PORTLAND -- Tennis is a game that people can play for a lifetime, but now we're finding out that tennis and academics make a strong combination.
The Portland After School Tennis and Education program is designed to help at-risk kids by giving them skills that can last a lifetime.
The days at the program start with a dance to get the blood flowing.
Nearly 60 scholar athletes, all considered at risk from lower income families, spread between three classes. They rotate between the court and the classroom.
“Sixty percent of the time is in the classroom. We work on homework with all sorts of projects—anything to stimulate their love of learning. That's what we're all about,” said program director Danice Brown.
The nonprofit program has been run out of the St. Johns Tennis Center since 2009.

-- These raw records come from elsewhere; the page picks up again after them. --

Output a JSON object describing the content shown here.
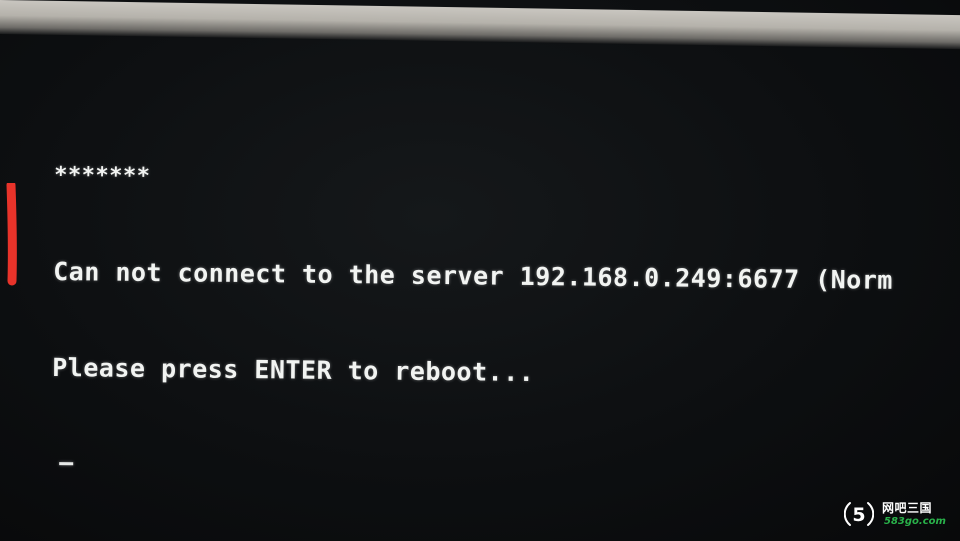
{
  "screen": {
    "stars": "*******",
    "line1": "Can not connect to the server 192.168.0.249:6677 (Norm",
    "line2": "Please press ENTER to reboot...",
    "cursor": "_"
  },
  "annotation": {
    "color": "#e8332a"
  },
  "watermark": {
    "name": "网吧三国",
    "site": "583go.com",
    "badge": "5",
    "site_color": "#29b24a"
  }
}
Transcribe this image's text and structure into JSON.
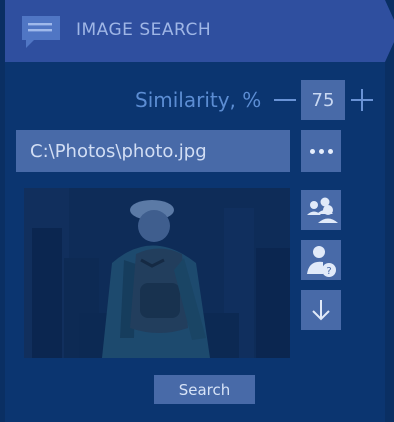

“This program has helped me with grades. Ever since I started this program, I’ve loved tennis,” said Ristom Habtemariam.
It's the love of the game that has Habtemariam playing tournaments and looking forward to high school tennis.
But it's the help with academics and life skills these kids get that may be most valuable. What they need now is support from the community to keep the valuable program running strong.
“We have secured this lease for the next 20 years, so they have a great house to come to learn and play tennis,” Brown said.
Parents are encouraged to learn the game so they can play with their kids. It's also been successful. Twenty-two kids who have gone through the program are now in four-year colleges.
KGW reporter Art Edwards contributed to this report.